One of the true tests of good research is that you find things that you don’t expect. One of the best tests of good research in the social sciences is that you find things that you don’t like. One of the crucial findings from Built to Last is a finding entirely supported by the data, by the evidence, by all our research, but I really don’t like it.
As you’re probably aware, we found in Built to Last that one of the key underlying variables enabling a company to go from good to greatness to enduring greatness and to stay there—not just go from good to great, but to stay great and become an iconic institution like Sony, like Disney, like General Electric, like 3M, these enduring iconic institutions—is that they have an underlying set of core values that do not change. Everything else is open for change: the practices, the strategies, the structures. If you go to our website, we lay this out in the Building Your Company’s Vision section.
At the same time, though, we began to ask the question, “Well, wait a minute. If the core values must remain fixed, if it’s all about having a guiding framework of core values—we hold these truths to be self-evident, they will not, they should not, we will not ever change them while everything else pivots off them”—the question comes up, “What are the right core values?”
As we began to rip apart the data, we began coding and looking for some consistent set of core values that were the same across all the built-to-last visionary companies. And what did we find? A giant zero. Every single enduring, great company had a timeless set of passionately held core values, but there was no one single core value that cut across all the enduring, great, visionary companies.
If you take a value like respect for the individual, you will find that core value in HP as it became a great company, but you will not find it in Disney when it became a great company.
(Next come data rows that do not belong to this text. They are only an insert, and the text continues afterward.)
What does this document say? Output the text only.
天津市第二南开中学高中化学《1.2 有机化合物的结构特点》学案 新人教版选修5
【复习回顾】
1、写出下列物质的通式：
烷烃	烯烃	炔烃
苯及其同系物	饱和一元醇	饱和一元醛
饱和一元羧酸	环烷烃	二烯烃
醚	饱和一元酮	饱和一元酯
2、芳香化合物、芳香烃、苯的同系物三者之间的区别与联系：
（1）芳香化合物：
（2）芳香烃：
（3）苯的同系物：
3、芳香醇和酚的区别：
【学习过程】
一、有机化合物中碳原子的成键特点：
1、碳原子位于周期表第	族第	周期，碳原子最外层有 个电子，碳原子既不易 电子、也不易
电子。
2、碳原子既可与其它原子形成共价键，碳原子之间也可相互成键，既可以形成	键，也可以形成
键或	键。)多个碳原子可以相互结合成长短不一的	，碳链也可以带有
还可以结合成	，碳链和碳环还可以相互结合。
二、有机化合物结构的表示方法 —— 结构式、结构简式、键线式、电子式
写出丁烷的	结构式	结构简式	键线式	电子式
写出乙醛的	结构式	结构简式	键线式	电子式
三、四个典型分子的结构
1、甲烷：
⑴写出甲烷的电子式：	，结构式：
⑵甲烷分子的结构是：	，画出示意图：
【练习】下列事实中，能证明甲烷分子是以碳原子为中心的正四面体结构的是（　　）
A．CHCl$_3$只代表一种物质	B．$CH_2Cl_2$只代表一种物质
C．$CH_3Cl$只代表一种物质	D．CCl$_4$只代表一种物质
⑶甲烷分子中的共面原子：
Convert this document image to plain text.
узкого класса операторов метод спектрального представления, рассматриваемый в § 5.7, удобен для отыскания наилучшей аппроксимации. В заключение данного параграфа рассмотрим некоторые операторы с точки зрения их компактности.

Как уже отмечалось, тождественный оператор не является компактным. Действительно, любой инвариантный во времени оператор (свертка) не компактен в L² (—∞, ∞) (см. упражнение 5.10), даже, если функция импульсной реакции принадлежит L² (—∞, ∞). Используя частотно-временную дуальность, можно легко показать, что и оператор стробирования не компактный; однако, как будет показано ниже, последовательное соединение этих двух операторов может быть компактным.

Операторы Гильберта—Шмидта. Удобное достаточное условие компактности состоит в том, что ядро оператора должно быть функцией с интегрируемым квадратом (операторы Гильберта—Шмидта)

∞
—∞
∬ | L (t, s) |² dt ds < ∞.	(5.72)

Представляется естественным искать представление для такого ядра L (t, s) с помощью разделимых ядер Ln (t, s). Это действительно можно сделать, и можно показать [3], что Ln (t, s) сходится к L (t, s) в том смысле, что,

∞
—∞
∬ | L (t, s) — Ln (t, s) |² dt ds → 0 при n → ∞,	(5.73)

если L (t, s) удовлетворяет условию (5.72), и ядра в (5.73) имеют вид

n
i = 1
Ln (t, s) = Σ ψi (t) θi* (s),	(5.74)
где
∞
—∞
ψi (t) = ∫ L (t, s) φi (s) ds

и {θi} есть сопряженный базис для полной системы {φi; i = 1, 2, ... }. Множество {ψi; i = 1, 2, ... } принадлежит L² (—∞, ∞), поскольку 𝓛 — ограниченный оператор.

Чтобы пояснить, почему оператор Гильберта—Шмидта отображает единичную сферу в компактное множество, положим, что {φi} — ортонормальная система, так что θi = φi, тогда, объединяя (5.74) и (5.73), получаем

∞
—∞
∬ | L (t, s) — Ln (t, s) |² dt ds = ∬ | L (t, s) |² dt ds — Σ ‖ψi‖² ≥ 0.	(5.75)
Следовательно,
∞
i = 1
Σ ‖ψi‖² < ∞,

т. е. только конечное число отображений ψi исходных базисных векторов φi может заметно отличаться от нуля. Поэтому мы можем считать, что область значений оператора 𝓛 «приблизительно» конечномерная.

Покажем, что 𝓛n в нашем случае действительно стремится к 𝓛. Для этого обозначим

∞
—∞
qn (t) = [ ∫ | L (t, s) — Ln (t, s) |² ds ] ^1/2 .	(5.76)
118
Disney had different core values that had to do with imagination and fanatical consistency and attention to detail and the notion of wholesomeness and magic. These were all part of the Disney core values—not respect for the individual.
So, what you find when you tear it apart is the real punchline is this. It doesn’t matter what core values you have. It matters that you have core values, that you preserve them over time, that you are passionately committed to them, and that you align your behaviors and your organizational practices and structures and strategies with those core values.
Now, I find this disturbing because I believe deeply in my own core values and that I should live them, but that does not necessarily mean that there is any one universally right set of core values, at least in the world of building great companies and great organizations. The question for you is not, What core value should you have? but What core values do you have and you hold down to your tippy-tippy toes?